3.7.17

La nueva ley de prostitución alemana prohíbe la ‘tarifa plana’ de sexo

"Alemania aprobó por primera vez en 2002 una ley para legalizar la prostitución en el país por la cual quienes la ejercen pagan impuestos y tienen acceso al sistema de la seguridad. Desde entonces, se ha multiplicado el número de grandes prostíbulos, que normalmente operan bajo etiquetas falsas como “clubes de sauna”.

 En los últimos años también se ha extendido la práctica de ofrecer una “tarifa plana” mediante la cual los clientes pueden tener sexo con varias personas a un precio fijo, práctica conocida como “all you can fuck”.

El próximo 1 de julio entra en vigor una nueva ley de la prostitución que prohíbe explícitamente “modelos explotadores que atentan contra la dignidad humana” como la tarifa plana, en palabras de la hasta hace poco ministra de la Familia, Mujeres, Mayores y Juventud, la socialdemócrata Manuela Schwesig.

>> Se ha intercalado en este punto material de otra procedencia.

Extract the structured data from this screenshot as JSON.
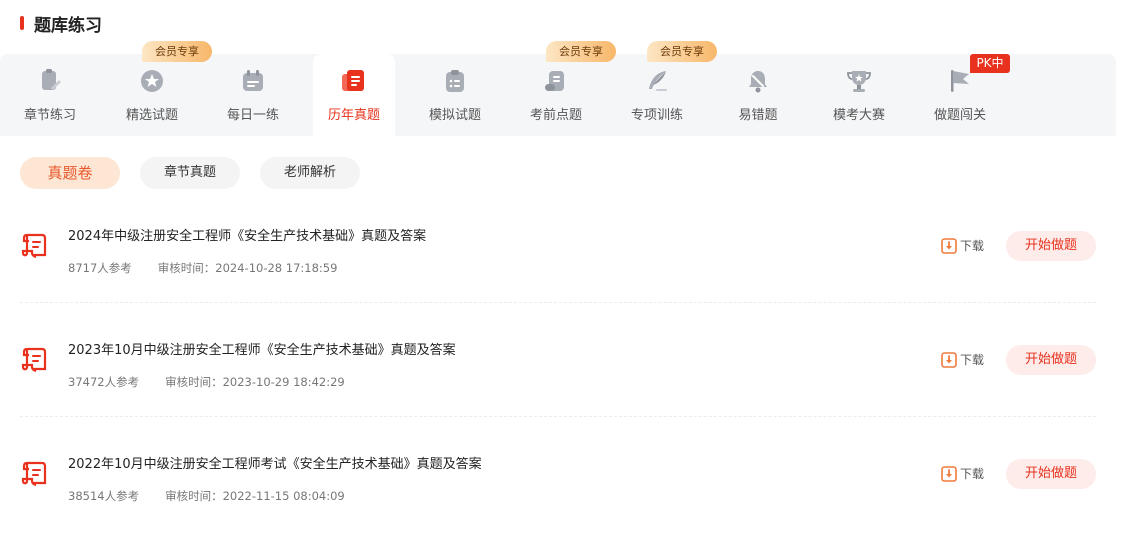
{
  "header": {
    "title": "题库练习"
  },
  "tabs": [
    {
      "label": "章节练习",
      "icon": "chapter-icon"
    },
    {
      "label": "精选试题",
      "icon": "star-badge-icon",
      "badge": "会员专享"
    },
    {
      "label": "每日一练",
      "icon": "calendar-icon"
    },
    {
      "label": "历年真题",
      "icon": "past-papers-icon",
      "active": true
    },
    {
      "label": "模拟试题",
      "icon": "clipboard-icon"
    },
    {
      "label": "考前点题",
      "icon": "scroll-icon",
      "badge": "会员专享"
    },
    {
      "label": "专项训练",
      "icon": "quill-icon",
      "badge": "会员专享"
    },
    {
      "label": "易错题",
      "icon": "bell-off-icon"
    },
    {
      "label": "模考大赛",
      "icon": "trophy-icon"
    },
    {
      "label": "做题闯关",
      "icon": "flag-icon",
      "badge": "PK中"
    }
  ],
  "filters": [
    {
      "label": "真题卷",
      "active": true
    },
    {
      "label": "章节真题"
    },
    {
      "label": "老师解析"
    }
  ],
  "items": [
    {
      "title": "2024年中级注册安全工程师《安全生产技术基础》真题及答案",
      "participants": "8717人参考",
      "review_time": "审核时间：2024-10-28 17:18:59",
      "download_label": "下载",
      "start_label": "开始做题"
    },
    {
      "title": "2023年10月中级注册安全工程师《安全生产技术基础》真题及答案",
      "participants": "37472人参考",
      "review_time": "审核时间：2023-10-29 18:42:29",
      "download_label": "下载",
      "start_label": "开始做题"
    },
    {
      "title": "2022年10月中级注册安全工程师考试《安全生产技术基础》真题及答案",
      "participants": "38514人参考",
      "review_time": "审核时间：2022-11-15 08:04:09",
      "download_label": "下载",
      "start_label": "开始做题"
    }
  ],
  "colors": {
    "accent": "#e8321e",
    "vip_badge": "#f7b76a",
    "chip_active": "#fde6d3"
  }
}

Este punto de la nueva norma ha recibido una amplia aceptación, como también la obligación de registrar como tales los locales que ofrezcan lo que denominan “servicios eróticos“. La definición de estos servicios incluye no solo la prostitución tradicional, sino también otras prácticas, como las de dominación y sadomaso que no necesariamente incluyen el acto sexual. Personas con antecedentes penales no pueden obtener esta licencia, en un intento de apartar elementos criminales del sector. Además, el uso del preservativo será obligatorio.

Registro obligatorio

Sin embargo, hay otros aspectos de la nueva ley que han recibido duras críticas por políticos y diferentes colectivos profesionales, del propio sector incluidos. Un grupo de 25 personas –prostitutas, propietarios de prostíbulos y clientes– acaba de presentar una demanda contra la ley ante el Tribunal Constitucional de Alemania

El punto más polémico es la nueva obligación de que toda persona que ofrezca servicios sexuales tenga que registrarse. Ello requiere una cita con los servicios sociales en la que se pretende averiguar si la dedicación a la prostitución se basa en una decisión voluntaria, así como un examen médico.

Las personas aprobadas deberán llevar el documento correspondiente consigo cuando ejerzan, un papel que ha sido bautizado con sorna como “Hurenpass” (“carné de puta”). Es obligatorio renovar la licencia cada dos años. Para personas afectadas y partidos como Die Linke u organizaciones como Amnistía Internacional, esta obligación atenta contra los derechos humanos y la privacidad.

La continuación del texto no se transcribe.